I know that my implementation gives a lower splat count, but the performance is much better
Interesting, when I run those scenes on my RTX 4090 (I don't have an 3090), I get the following measures with the same resolution 979 x 546 over 7k iterations :

Truck Scene:
Official Implementation:
02:05<00:00, 55.96it/s PSNR 24.708043289184573, 1.845.626 splats (2:17.92 total including loading and saving)
My Implementation:
84.113sec, avg 83.2 iter/sec, 1.375.162 splats, PSNR: 24.562675 (1:25.42 total including loading and saving)

Train Scene:
Official Implementation:
01:31<00:00, 76.39it/s PSNR 19.95653419494629, 660.769 splats (total including loading and saving 1:40.95)
My Implementation:
63.102sec, avg 110.9 iter/sec, 489100 splats, PSNR: 18.067596 (total including loading and saving 1:04.42)

So, at least on my grapics card, my implementation runs faster. There are also some measurements by others in the Readme (measuring truck scene). So far, all users have have measured much faster training with this implementation then the original implementation.

Might be due to your older graphics card? The PSNR is quite volalatile, isn't it? It depends on which image you compare when evaluating since the order is random. At least for the truck scene I have observed that in most cases my PSNR is higher. Have not measured very often for the train scene so can't say.
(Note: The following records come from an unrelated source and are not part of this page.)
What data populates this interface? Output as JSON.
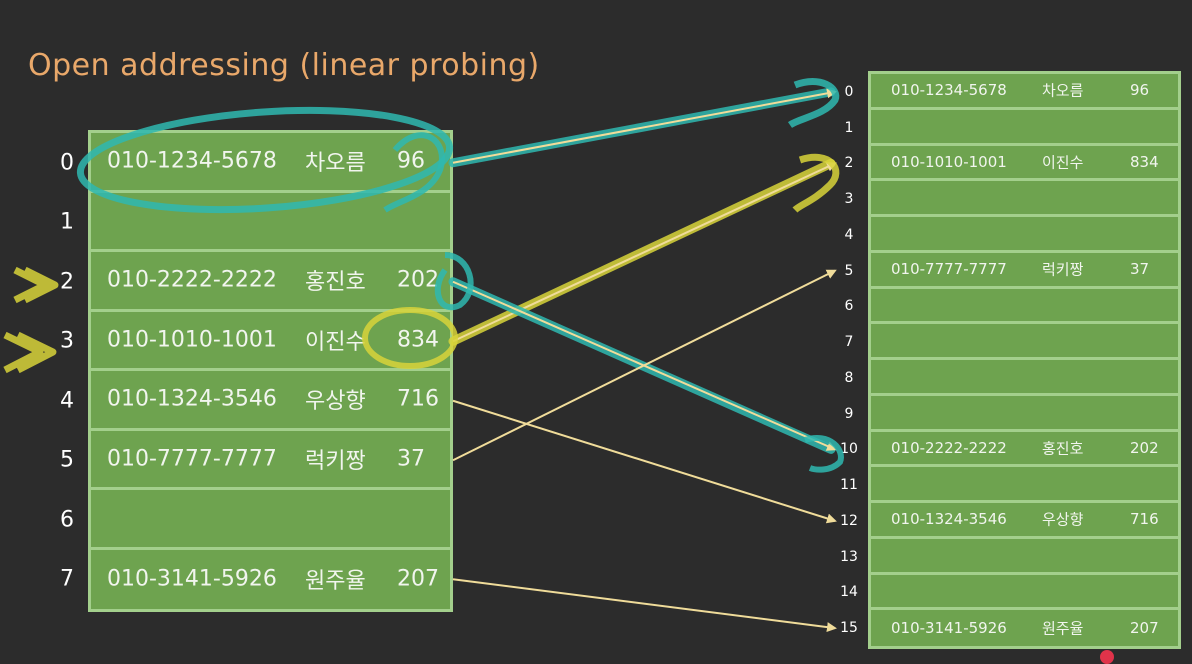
{
  "title": "Open addressing (linear probing)",
  "colors": {
    "background": "#2c2c2c",
    "title": "#e9a86a",
    "cell_fill": "#6ea34f",
    "cell_border": "#a3cf8c",
    "arrow_thin": "#f0dc9a",
    "highlight_teal": "#2fb8b0",
    "highlight_yellow": "#d8d43a"
  },
  "left_table": {
    "indices": [
      "0",
      "1",
      "2",
      "3",
      "4",
      "5",
      "6",
      "7"
    ],
    "rows": [
      {
        "phone": "010-1234-5678",
        "name": "차오름",
        "value": "96"
      },
      {
        "phone": "",
        "name": "",
        "value": ""
      },
      {
        "phone": "010-2222-2222",
        "name": "홍진호",
        "value": "202"
      },
      {
        "phone": "010-1010-1001",
        "name": "이진수",
        "value": "834"
      },
      {
        "phone": "010-1324-3546",
        "name": "우상향",
        "value": "716"
      },
      {
        "phone": "010-7777-7777",
        "name": "럭키짱",
        "value": "37"
      },
      {
        "phone": "",
        "name": "",
        "value": ""
      },
      {
        "phone": "010-3141-5926",
        "name": "원주율",
        "value": "207"
      }
    ]
  },
  "right_table": {
    "indices": [
      "0",
      "1",
      "2",
      "3",
      "4",
      "5",
      "6",
      "7",
      "8",
      "9",
      "10",
      "11",
      "12",
      "13",
      "14",
      "15"
    ],
    "rows": [
      {
        "phone": "010-1234-5678",
        "name": "차오름",
        "value": "96"
      },
      {
        "phone": "",
        "name": "",
        "value": ""
      },
      {
        "phone": "010-1010-1001",
        "name": "이진수",
        "value": "834"
      },
      {
        "phone": "",
        "name": "",
        "value": ""
      },
      {
        "phone": "",
        "name": "",
        "value": ""
      },
      {
        "phone": "010-7777-7777",
        "name": "럭키짱",
        "value": "37"
      },
      {
        "phone": "",
        "name": "",
        "value": ""
      },
      {
        "phone": "",
        "name": "",
        "value": ""
      },
      {
        "phone": "",
        "name": "",
        "value": ""
      },
      {
        "phone": "",
        "name": "",
        "value": ""
      },
      {
        "phone": "010-2222-2222",
        "name": "홍진호",
        "value": "202"
      },
      {
        "phone": "",
        "name": "",
        "value": ""
      },
      {
        "phone": "010-1324-3546",
        "name": "우상향",
        "value": "716"
      },
      {
        "phone": "",
        "name": "",
        "value": ""
      },
      {
        "phone": "",
        "name": "",
        "value": ""
      },
      {
        "phone": "010-3141-5926",
        "name": "원주율",
        "value": "207"
      }
    ]
  },
  "mappings": [
    {
      "from": 0,
      "to": 0,
      "style": "teal"
    },
    {
      "from": 3,
      "to": 2,
      "style": "yellow"
    },
    {
      "from": 2,
      "to": 10,
      "style": "teal"
    },
    {
      "from": 5,
      "to": 5,
      "style": "thin"
    },
    {
      "from": 4,
      "to": 12,
      "style": "thin"
    },
    {
      "from": 7,
      "to": 15,
      "style": "thin"
    }
  ]
}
=> TL;DR: My implementation much faster, lower splat count, PSNR overall not sure.

Interesting, on older GPU (2080 Ti) wonder why official repo. is faster. PSNR varies +/1-2 on average whereas official repo's PSNR almost gives the same value. Maybe I need to look closely on how they are evaluating

MrNeRF commented

I believe it might have something to do with the optimizations which to a large extend build upon better and more exhaustive utilizing shared memory. The Ada architecture has more per SM and might utilize it better which might negatively impact older architectures.

To test it, you could swap out the gradient computation in backward.cu and replace it with the original computations:
https://github.com/graphdeco-inria/diff-gaussian-rasterization/blob/main/cuda_rasterizer/backward.cu#L399-L557
https://github.com/MrNeRF/gaussian-splatting-cuda/blob/master/cuda_rasterizer/backward.cu#L1C1-L601C2

Might give quite similar performance. But this is only a hypothesis if you want to try it.

I replaced "renderBackwardsCUDA" method and it worked!

This repo before: trained on RTX 2080Ti 7000k iterations PSNR: 23.9 | time: 259 s | splats: 1.38e6
This repo after: trained on RTX 2080Ti 7000k iterations PSNR: 24.1 | time: 229 s | splats: 1.60e6
Official repo: trained on RTX 2080Ti 7000k iterations PSNR: 24.6 | time: 254 s | splats: 1.85e6

MrNeRF commented

You could also set the D=2
https://github.com/MrNeRF/gaussian-splatting-cuda/blob/master/cuda_rasterizer/backward.cu#L386
Maybe this works with your hardware and you see a speedup. Its interesting how this optimizations have a negative effect on older hardware. But I optimized towards a RTX 4090.